Sarda went on, "With the deal just about to close, we can't afford word getting out that there might be any kind of problem. We want to keep the regular authorities and agencies out of it. So my question is, is this the kind of `mysterious thing' that you investigate?" He drank from his glass and sat back, giving Kieran as long as he needed to think about it.

Kieran looked down at Guinness, stretched out by the table in an attitude of having decided there was nothing of immediate interest going on in the world—but with an eye left open just to be sure. Kieran flipped him a pretzel. Guinness snapped it out of the air, moving just his head, then settled down again with a few contented thumps of his tail against the floor.

"Some dog you have there," Sarda commented.

"Oh yes. He can be a good friend to have around." Clearly, someone had known a lot about Sarda's affairs. Someone he had confided in too much, possibly? Finally, Kieran said, "I can imagine a lot of stress, a lot of fear, to put it bluntly, in facing the thought of going through something like that."

"Well, yeah . . . Like I just said. They didn't offer that kind of compensation for nothing."

"Was there anyone you can think of that you talked to about it?" Kieran asked. That would have been a fairly common reaction. "Someone that you confided in about how you felt?"

Sarda seemed about to answer, and then looked puzzled, as if suddenly finding he had nothing to say. In the end he just answered vaguely. "I don't know. You'd think there would have been. . . . But no, I really can't think of anyone."

"You just bottled up the fears and doubts? Kept them to yourself?"

Sarda shrugged. "Uh-huh. I guess I must have."

"It seems a little odd. I could see that of an introvert. You don't strike me as that type."

"What else can I tell you?"

Kieran drank slowly, all the time looking across at Sarda, inviting him to see the obvious. When no response seemed forthcoming, he said, to help things along a little, "Only one person could have known those codes and passwords, passed all the ID checks, Leo."

Sarda shook his head, refusing to consider it. "It's too crazy," he insisted.

"Is it? The original was . . . what, at midnight last night? How is it deactivated?"

"Plasma decomposition. It's virtually instantaneous."

Kieran asked the question that he had been wondering. "Who presses the button or whatever?"

"It's automatic—the final phase of a timed sequence that I initialized myself when we commenced the process four days ago," Sarda answered.

So that was how they had gotten around the problem. Kieran noted that Sarda referred unhesitatingly to "myself."

"So there's nothing left now, right? No way of knowing what got vaporized," Kieran said.

"Uh . . . right."

"How convenient."

Kieran let the implication speak for itself. Sarda might have had an erratic component, but he was no fool. He had probably arrived at the inevitable conclusion himself already but needed to hear it from somebody else before he could accept it. The original was still alive and well, loose in the city somewhere. And it had a grudge.

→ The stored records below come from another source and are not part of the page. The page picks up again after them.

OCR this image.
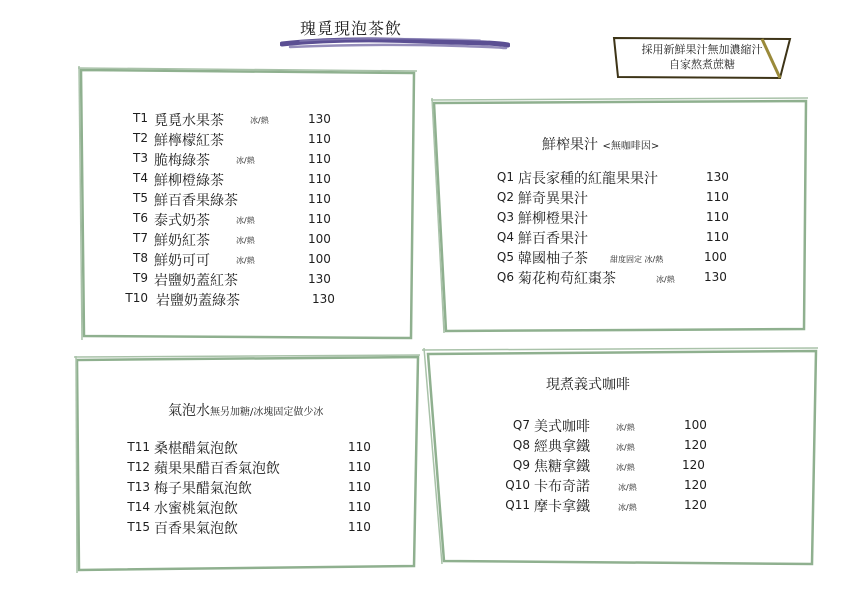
瑰覓現泡茶飲
採用新鮮果汁無加濃縮汁
自家熬煮蔗糖
T1 覓覓水果茶	冰/熱	130
T2 鮮檸檬紅茶	110
T3 脆梅綠茶	冰/熱	110
T4 鮮柳橙綠茶	110
T5 鮮百香果綠茶	110
T6 泰式奶茶	冰/熱	110
T7 鮮奶紅茶	冰/熱	100
T8 鮮奶可可	冰/熱	100
T9 岩鹽奶蓋紅茶	130
T10 岩鹽奶蓋綠茶	130
鮮榨果汁 <無咖啡因>
Q1 店長家種的紅龍果果汁	130
Q2 鮮奇異果汁	110
Q3 鮮柳橙果汁	110
Q4 鮮百香果汁	110
Q5 韓國柚子茶	甜度固定 冰/熱	100
Q6 菊花枸苟紅棗茶	冰/熱 130
氣泡水無另加糖/冰塊固定做少冰
T11 桑椹醋氣泡飲	110
T12 蘋果果醋百香氣泡飲	110
T13 梅子果醋氣泡飲	110
T14 水蜜桃氣泡飲	110
T15 百香果氣泡飲	110
現煮義式咖啡
Q7 美式咖啡	冰/熱	100
Q8 經典拿鐵	冰/熱	120
Q9 焦糖拿鐵	冰/熱	120
Q10 卡布奇諾	冰/熱	120
Q11 摩卡拿鐵	冰/熱	120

"But it doesn't make any sense," Sarda protested. "All the tests show I'm indistinguishable by any measure anyone can come up with. So if the original had worked out some kind of plan like this before he went in, I ought to know about it. But I don't. So how could it be him?"

"That's what we have to find out," Kieran replied.

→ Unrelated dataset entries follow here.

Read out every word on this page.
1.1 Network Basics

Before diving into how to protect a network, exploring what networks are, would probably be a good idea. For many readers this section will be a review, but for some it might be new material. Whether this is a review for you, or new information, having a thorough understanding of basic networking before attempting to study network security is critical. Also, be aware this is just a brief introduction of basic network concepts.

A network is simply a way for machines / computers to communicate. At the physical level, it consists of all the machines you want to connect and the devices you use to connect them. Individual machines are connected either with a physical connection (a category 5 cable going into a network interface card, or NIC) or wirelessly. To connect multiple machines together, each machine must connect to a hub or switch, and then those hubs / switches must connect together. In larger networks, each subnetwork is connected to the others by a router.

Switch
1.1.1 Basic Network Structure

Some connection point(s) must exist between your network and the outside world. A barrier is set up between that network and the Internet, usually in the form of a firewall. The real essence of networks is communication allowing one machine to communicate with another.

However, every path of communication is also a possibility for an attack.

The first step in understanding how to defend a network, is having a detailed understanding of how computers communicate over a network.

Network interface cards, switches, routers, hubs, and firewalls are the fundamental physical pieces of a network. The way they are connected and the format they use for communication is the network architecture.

Sarda looked at him uncertainly. "Does that mean you'll help?" he asked.

Kieran was too curious to walk away now. The Sarda he was talking to came across as personable enough, even if just at the moment probably not exactly at his most composed ever; the Sarda who had fleeced him had to be a very different person. Yet they were supposed to be indistinguishable. "I suppose I'd like to know the answers too," he said.

"Don't you usually expect to get paid for something like this?" Sarda asked.

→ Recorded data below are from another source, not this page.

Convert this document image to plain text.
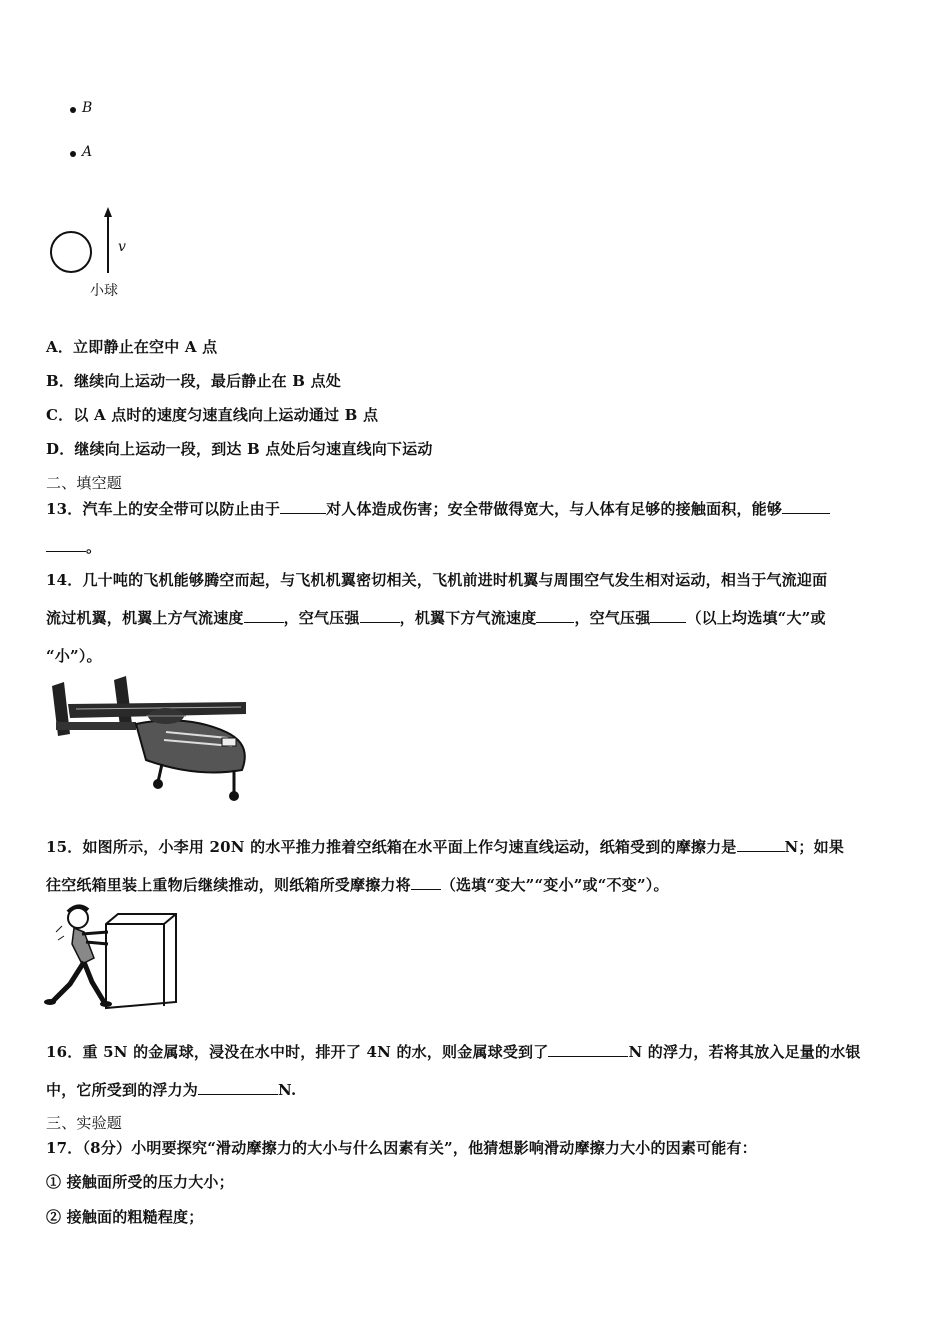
B
A
v
小球
A．立即静止在空中 A 点
B．继续向上运动一段，最后静止在 B 点处
C．以 A 点时的速度匀速直线向上运动通过 B 点
D．继续向上运动一段，到达 B 点处后匀速直线向下运动
二、填空题
13．汽车上的安全带可以防止由于	对人体造成伤害；安全带做得宽大，与人体有足够的接触面积，能够
。
14．几十吨的飞机能够腾空而起，与飞机机翼密切相关，飞机前进时机翼与周围空气发生相对运动，相当于气流迎面
流过机翼，机翼上方气流速度	，空气压强	，机翼下方气流速度	，空气压强 （以上均选填“大”或
“小”）。
15．如图所示，小李用 20N 的水平推力推着空纸箱在水平面上作匀速直线运动，纸箱受到的摩擦力是	N；如果
往空纸箱里装上重物后继续推动，则纸箱所受摩擦力将 （选填“变大”“变小”或“不变”）。
16．重 5N 的金属球，浸没在水中时，排开了 4N 的水，则金属球受到了	N 的浮力，若将其放入足量的水银
中，它所受到的浮力为	N.
三、实验题
17．（8分）小明要探究“滑动摩擦力的大小与什么因素有关”，他猜想影响滑动摩擦力大小的因素可能有：
① 接触面所受的压力大小；
② 接触面的粗糙程度；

"There's nothing usual about it, Leo, I assure you."

"You know what I mean, Mr. Thane."

"Would it be worth something to you?"

Sarda frowned, then showed both hands in a gesture that asked what other way was there to answer. "Well, if you recover five million for me, I guess yes, that would have to be worth something."

"Then let's talk about it when it's recovered," Kieran suggested.